Vu les autres pièces du dossier.
Vu :
— le code de la santé publique ;
— le code de justice administrative.
Le président du tribunal a désigné Mme C pour statuer sur les demandes de référé, en application de l’article L. 511-2 du code de justice administrative.
Considérant ce qui suit :
1. M. A, médecin généraliste, a sollicité, le 7 octobre 2024, son inscription au tableau de l’ordre des médecins des Pyrénées-Atlantiques dans le cadre du transfert de sa résidence professionnelle et a été radié du tableau de l’ordre des médecins des Hautes-Pyrénées le 9 octobre 2024 en étant provisoirement autorisé à exercer dans le département de transfert jusqu’à ce que le Conseil départemental des Pyrénées-Atlantiques statue sur sa demande d’inscription.
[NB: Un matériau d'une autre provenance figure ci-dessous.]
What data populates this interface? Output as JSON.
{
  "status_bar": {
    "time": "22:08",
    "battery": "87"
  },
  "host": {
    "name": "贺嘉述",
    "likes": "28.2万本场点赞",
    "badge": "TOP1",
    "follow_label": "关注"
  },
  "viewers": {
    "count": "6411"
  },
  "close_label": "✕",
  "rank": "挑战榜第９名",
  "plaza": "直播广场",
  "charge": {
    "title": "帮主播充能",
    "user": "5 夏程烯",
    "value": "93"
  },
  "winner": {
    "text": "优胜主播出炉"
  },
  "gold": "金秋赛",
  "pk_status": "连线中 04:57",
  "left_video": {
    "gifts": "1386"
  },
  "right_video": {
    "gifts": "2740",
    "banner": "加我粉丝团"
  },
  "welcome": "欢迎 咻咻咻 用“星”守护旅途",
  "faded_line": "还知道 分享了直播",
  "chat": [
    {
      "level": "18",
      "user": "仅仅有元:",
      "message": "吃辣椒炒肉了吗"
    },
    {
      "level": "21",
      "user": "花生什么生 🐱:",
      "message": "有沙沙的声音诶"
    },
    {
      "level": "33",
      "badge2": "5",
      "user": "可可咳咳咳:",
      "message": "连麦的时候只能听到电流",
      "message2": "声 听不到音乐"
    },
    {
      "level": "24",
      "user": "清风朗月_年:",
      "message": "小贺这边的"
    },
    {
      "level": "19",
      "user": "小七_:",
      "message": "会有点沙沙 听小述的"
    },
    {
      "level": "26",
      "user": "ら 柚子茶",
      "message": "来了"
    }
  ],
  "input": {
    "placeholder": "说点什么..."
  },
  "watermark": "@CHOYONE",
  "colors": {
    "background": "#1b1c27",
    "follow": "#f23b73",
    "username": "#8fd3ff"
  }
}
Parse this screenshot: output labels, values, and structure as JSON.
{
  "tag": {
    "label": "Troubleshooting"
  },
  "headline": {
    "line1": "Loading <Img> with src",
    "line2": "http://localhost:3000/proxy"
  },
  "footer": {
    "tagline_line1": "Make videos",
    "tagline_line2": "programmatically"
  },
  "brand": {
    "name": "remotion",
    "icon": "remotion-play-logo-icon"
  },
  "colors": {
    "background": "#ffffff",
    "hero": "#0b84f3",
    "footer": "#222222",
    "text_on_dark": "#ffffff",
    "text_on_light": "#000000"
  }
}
Par courrier du 14 février 2025, le Conseil départemental des Pyrénées-Atlantiques a informé l’intéressé de sa décision de solliciter l’avis à la formation restreinte d’expertise d’une demande d’expertise concernant sa compétence professionnelle sur le fondement des articles R. 4112-2 II et R. 4124-3-5 du code de la santé publique. M. A, qui soutient que cette demande d’expertise constitue un refus d’inscription au tableau de l’ordre des médecins illégal, demande au juge des référés, saisi sur le fondement de l’article L. 521-2 du code de justice administrative, de suspendre la décision du 14 février 2025 prise à la suite de la séance du conseil départemental du 13 février 2025 et d’enjoindre au conseil départemental de l’ordre des médecins des Pyrénées-Atlantiques, de l’inscrire sans délai au tableau de l’ordre des médecins.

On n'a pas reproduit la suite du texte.